Workday reported better-than-expected third quarter earnings and raised its outlook for the fiscal year.
The cloud HR and finance application company reported third quarter earnings of 43 cents a share on revenue of $1.87 billion, up 16.7% from a year ago. Subscription revenue for the quarter was up 18.1% from a year ago. Non-GAAP earnings were $1.53 a share.
Wall Street was expecting Workday to report third quarter non-GAAP earnings of $1.41 a share on revenue of $1.85 billion.
Carl Eschenbach, co-CEO of Workday, said the company was seeing momentum from "AI innovation, strength in full platform deals, expanding partner ecosystem, and international growth." Aneel Bhusri, co-CEO of Workday, said the company's strategy to build AI into its core products is resonating with customers.
Workday's approach to generative AI revolves around building it into its core products instead of going the add-on route that has been popular with vendors. Workday passed the 5,000 core HCM customers in the third quarter. Company executives say Workday is playing the long game and aiming to take advantage as enterprises move to consolidate vendors.
On a conference call with analysts, Eschenbach said:
"Generative AI is becoming a business imperative. As a trusted partner and a market leader with over 65 million users under contract we can uniquely drive efficiencies and improve the employee experience. What we are doing and not just saying is resonating with our customers. Simply put, our value proposition has never been so relevant and powerful."
As for the outlook, Workday projected fiscal 2024 subscription revenue of $6.598 billion, up 19% from a year ago. Non-GAAP operating margins will come in at 23.8%, which is higher than expectations.
Bhusri said:
"We're infusing generative AI into our platform is through our investment in conversational AI. While we are still in the exploratory phase with this technology. We believe conversational AI will fundamentally change how users interact with Workday. By enabling them to easily surface information they need and interact with data through simple conversation. We're also leveraging generative AI to create a conversational experience for Workday Adaptive Planning customers. The use of conversational text will simplify the process of surfacing key planning insights. Enabling users to make quicker, more strategic decisions about their businesses."

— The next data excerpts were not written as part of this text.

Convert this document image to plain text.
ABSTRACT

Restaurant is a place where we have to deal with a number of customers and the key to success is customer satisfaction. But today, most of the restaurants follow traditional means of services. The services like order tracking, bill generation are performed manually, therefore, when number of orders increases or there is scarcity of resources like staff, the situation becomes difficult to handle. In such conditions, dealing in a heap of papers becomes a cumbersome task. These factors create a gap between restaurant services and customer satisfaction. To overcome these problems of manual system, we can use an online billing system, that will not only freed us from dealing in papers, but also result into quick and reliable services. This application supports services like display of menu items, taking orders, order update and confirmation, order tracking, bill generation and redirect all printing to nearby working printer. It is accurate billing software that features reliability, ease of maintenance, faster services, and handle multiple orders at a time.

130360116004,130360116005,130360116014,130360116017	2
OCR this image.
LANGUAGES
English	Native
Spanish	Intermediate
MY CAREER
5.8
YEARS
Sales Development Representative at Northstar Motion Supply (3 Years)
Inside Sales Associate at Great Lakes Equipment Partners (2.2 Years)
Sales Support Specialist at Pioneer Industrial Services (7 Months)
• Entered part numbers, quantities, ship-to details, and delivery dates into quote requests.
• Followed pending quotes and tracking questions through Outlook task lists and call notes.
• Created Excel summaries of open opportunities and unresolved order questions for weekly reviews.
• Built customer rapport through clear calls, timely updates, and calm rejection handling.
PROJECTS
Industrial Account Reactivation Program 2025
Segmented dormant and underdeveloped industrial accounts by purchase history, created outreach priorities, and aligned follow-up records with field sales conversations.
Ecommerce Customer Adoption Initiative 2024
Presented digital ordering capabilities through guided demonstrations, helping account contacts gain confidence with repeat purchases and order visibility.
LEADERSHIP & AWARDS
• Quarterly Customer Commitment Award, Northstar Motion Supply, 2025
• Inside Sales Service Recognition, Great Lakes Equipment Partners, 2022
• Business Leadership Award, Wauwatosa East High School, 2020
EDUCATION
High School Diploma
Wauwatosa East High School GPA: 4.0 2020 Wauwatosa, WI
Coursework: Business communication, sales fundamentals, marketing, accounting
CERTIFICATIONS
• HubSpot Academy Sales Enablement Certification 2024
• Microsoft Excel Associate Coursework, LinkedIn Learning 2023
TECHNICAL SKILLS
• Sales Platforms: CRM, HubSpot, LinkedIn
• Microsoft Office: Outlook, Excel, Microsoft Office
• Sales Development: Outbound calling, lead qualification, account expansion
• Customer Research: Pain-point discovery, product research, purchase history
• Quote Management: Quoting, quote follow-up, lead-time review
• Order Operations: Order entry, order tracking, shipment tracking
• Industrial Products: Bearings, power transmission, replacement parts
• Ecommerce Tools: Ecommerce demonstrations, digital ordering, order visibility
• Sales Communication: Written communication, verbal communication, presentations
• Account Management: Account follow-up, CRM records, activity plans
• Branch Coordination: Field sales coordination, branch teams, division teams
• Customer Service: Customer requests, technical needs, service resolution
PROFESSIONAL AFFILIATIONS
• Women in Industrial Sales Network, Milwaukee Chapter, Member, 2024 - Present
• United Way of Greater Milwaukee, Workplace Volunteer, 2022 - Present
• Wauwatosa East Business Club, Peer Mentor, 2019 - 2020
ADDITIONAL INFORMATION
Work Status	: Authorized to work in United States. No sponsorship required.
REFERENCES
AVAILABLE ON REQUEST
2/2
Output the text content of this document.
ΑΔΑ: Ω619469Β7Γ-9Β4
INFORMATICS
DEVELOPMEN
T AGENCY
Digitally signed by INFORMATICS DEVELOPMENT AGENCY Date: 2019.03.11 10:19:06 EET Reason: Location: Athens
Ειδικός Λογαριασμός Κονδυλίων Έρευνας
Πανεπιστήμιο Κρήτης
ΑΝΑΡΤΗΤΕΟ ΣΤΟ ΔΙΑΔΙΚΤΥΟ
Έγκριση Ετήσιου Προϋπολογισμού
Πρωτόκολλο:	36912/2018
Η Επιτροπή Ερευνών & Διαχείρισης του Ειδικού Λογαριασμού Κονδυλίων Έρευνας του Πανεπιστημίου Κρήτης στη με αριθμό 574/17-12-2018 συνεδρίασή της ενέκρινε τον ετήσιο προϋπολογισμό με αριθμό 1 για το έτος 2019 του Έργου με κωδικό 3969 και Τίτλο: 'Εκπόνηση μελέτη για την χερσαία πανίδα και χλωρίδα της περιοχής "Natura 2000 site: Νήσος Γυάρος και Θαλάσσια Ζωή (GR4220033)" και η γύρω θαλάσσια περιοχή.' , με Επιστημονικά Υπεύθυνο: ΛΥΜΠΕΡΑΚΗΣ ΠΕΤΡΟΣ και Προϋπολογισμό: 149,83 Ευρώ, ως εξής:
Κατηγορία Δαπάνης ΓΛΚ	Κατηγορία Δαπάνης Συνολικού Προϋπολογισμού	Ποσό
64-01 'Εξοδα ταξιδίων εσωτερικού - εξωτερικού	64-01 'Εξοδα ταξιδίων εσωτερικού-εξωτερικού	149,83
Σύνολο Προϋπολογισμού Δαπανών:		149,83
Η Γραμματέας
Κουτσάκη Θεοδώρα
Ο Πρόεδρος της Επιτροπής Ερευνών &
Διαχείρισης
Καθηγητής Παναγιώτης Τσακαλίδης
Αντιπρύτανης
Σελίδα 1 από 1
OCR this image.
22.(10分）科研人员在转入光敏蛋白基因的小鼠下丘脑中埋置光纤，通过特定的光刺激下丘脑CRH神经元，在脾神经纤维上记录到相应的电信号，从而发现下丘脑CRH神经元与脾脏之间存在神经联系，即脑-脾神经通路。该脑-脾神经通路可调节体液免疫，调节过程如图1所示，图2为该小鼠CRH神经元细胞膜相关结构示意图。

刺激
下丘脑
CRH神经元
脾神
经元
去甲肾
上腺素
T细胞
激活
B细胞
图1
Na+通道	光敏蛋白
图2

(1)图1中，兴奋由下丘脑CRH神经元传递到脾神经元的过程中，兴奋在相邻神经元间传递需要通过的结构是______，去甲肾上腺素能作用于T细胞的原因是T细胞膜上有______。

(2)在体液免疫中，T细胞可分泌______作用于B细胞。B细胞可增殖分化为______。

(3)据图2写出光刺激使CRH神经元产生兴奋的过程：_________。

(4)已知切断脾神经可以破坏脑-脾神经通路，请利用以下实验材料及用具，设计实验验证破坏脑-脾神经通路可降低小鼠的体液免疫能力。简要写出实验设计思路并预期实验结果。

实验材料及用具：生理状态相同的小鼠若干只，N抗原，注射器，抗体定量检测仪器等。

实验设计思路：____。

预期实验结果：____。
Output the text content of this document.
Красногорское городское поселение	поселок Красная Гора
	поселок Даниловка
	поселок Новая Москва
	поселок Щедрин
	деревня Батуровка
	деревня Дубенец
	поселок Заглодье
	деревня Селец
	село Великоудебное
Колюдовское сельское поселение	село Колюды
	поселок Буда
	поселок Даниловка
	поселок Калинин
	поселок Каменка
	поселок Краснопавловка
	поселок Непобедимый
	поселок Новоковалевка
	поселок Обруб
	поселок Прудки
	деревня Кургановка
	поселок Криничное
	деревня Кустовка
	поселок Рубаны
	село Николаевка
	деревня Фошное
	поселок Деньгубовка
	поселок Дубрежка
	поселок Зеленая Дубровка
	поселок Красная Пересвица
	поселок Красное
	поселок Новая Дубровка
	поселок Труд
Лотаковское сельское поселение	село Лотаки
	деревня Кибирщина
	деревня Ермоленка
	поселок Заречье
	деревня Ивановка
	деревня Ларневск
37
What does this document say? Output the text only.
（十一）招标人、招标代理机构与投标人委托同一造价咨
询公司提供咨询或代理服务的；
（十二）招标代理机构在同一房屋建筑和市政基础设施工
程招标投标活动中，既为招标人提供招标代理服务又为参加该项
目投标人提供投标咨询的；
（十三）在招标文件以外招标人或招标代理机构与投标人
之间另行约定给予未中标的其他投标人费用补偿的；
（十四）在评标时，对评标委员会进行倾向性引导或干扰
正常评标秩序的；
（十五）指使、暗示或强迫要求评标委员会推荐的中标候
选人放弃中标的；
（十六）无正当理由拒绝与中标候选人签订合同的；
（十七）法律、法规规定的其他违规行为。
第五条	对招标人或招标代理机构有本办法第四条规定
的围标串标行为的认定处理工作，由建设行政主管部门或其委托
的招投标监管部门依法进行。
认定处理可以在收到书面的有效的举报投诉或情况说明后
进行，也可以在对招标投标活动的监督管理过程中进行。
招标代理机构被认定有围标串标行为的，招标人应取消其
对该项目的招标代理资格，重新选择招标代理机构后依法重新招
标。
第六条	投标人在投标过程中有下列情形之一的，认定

Eschenbach had some interesting comments on how customers are thinking about AI and factoring it into their evaluations.
At this point, I don't think people are making decisions yet, just purely on AI. I think it's something that every customer looks at to make sure that they're going to be covered with a new deployment or a customer knowing that Workday has them in a strong place, but they're still looking first and foremost at running their business and moving off of crappy legacy applications into the cloud. And we're unmatched in that category. And then when we add the AI stuff, I think it just checks that AI box.
But, I would say that despite all the hype, it's still in the early days of actual large scale deployments of AI in HR and finance, we're ready."